The veteran attorney, who started practicing in 1990, was called to the inner bar on Friday morning during a ceremony presided over by Supreme Court Judge, Justice Leighton Pusey.

Williams was joined by family members, friends and colleagues including his wife, Senior Puisne Judge, Lorna Shelly-Williams.

His brother, attorney-at-law Alexander Williams who brought remarks.

President of the Court of Appeal, Marva McDonald Bishop, who also brought remarks; former Director of Public Prosecutions, Kent Pantry, KC; and veteran attorney-at-law Richard Small, KC. Both Small and Pantry also brought remarks.

The Calling to the Inner Bar Ceremony is a time honored tradition for members of the legal fraternity who have distinguished themselves in the field and in service to their country.

Persons are appointed King’s Counsel in Jamaica on the recommendation of several bodies, after which their recommendations are submitted to the Governor General for his assent.

These bodies include; The General Legal Council, King’s Council Committee, Jamaican Bar Association, Cornwall Bar Association and The Advocates Association of Jamaica.

President of the Caribbean Court of Justice (CCJ), Adrian Saunders, who joined via video link, was among several speakers who said Williams’ appointment to the rank of King’s Counsel was long overdue.

Others included McDonald Bishop and his brother Alexander.

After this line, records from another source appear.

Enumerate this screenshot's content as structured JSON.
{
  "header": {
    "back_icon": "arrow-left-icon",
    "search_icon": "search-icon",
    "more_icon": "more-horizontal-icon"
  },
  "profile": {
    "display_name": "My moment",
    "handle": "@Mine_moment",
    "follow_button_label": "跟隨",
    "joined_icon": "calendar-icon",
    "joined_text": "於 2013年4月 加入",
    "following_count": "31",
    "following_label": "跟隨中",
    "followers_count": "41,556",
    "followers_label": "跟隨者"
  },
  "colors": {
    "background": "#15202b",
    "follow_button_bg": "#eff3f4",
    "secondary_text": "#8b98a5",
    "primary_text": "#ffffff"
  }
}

Saunders told the gathering of eminent attorneys, family and friends of how impressed he was with Williams when the Jamaican practiced in the British Virgin Islands (BVI), after he was appointed that country’s first Director of Public Prosecutions (DPP) in 2000

. He would remain in the BVI until 2010 when he returned to Jamaica and was appointed the first commissioner of the Independent Commission of Investigations (INDECOM).

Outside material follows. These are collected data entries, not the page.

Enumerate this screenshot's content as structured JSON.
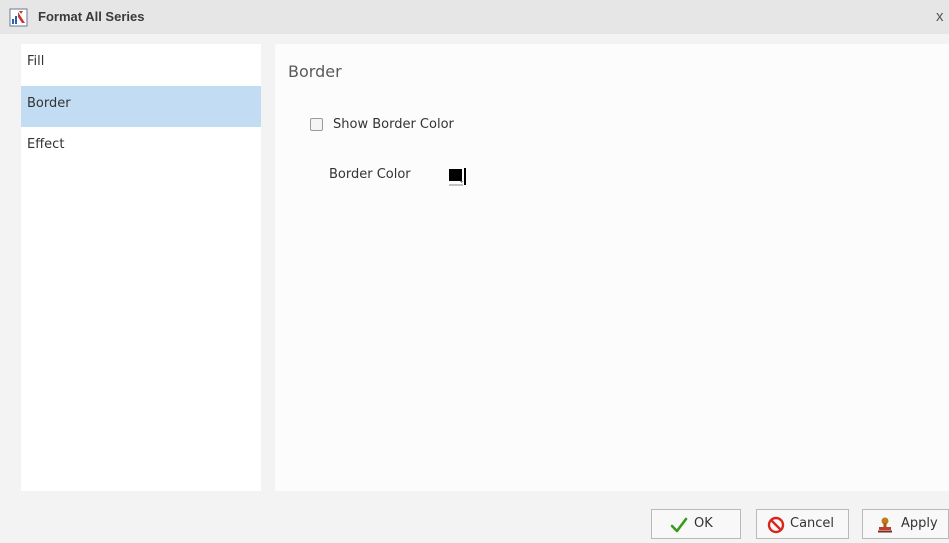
{
  "dialog": {
    "title": "Format All Series",
    "close_symbol": "x"
  },
  "nav": {
    "items": [
      {
        "label": "Fill",
        "selected": false
      },
      {
        "label": "Border",
        "selected": true
      },
      {
        "label": "Effect",
        "selected": false
      }
    ]
  },
  "border": {
    "section_title": "Border",
    "show_border_color_label": "Show Border Color",
    "show_border_color_checked": false,
    "border_color_label": "Border Color",
    "border_color_value": "#000000"
  },
  "footer": {
    "ok_label": "OK",
    "cancel_label": "Cancel",
    "apply_label": "Apply"
  },
  "icons": {
    "title": "chart-format-icon",
    "ok": "checkmark-icon",
    "cancel": "cancel-icon",
    "apply": "apply-stamp-icon"
  },
  "colors": {
    "selected_item": "#c2dcf4",
    "title_bar": "#e6e6e6",
    "ok_check": "#3a9a1c",
    "cancel_red": "#d9261c"
  }
}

Saunders said the elevation of Williams to the ranks of King’s Counsel was “extremely well deserved”.

“If I could be bold enough to say with all due respect to those who have the responsibility of conferring the order, I thought it was frankly overdue,” the CCJ president added.

Saunders pointed to what he described as a memorable case when Williams won a conviction against the BVI’s financial secretary on fraud charges while going up against that country’s, and perhaps the Leeward Islands' most senior counsel, Joseph Archibald.

For her part, McDonald Bishop told Williams that he had the support of the Court of Appeal, in particular because of the “paucity of King’s Counsel gracing us with their presence at that level in the criminal justice system”.

“I think the King’s Counsel have abdicated their role to lead the younger members of this profession and every day I marvel, we have to commend the younger persons (attorneys) who are brave enough, courageous enough ...who’re willing to take up legal aid and to assist us at the appellate level,” she said.

Williams’ brother Alexander, himself an attorney, said it was his “great pleasure to see my brother take silk. It is an achievement well deserved, fitting and overdue”.

“It is well deserved because Terrence, in his career, has embodied the action and spirit of what I would regard as the true core desire of all who become King’s Counsel, which is the pursuit of the interest of justice in service of others and the state,” Alexander added.

He traced his brother’s career from the time he was a clerk of court, to his appointment as the DPP in the BVI, his tenure as the first commissioner INDECOM, and as the current head of Public Law Chambers, a firm of attorneys pursuing human rights cases in Jamaica and across the Caribbean.

When he spoke, Williams, while acknowledging the role family and colleagues played in his development as an attorney, singled out his mother, an educator, for her role in shaping the person he has become.

During his more than three decades of practice, Williams has argued numerous cases, to include, before the Privy Council in London, touching on criminal law, procedure and evidence. 

Between 1995 -2000 he was in private practice; before that he served in the Office of Director of Public Prosecutions in Jamaica (1990 – 1995), rising to Acting Deputy DPP.

Williams has had articles published in international legal journals on money laundering and public corruption. He was Course Director for the Norman Manley Law School Criminal Procedure Programme.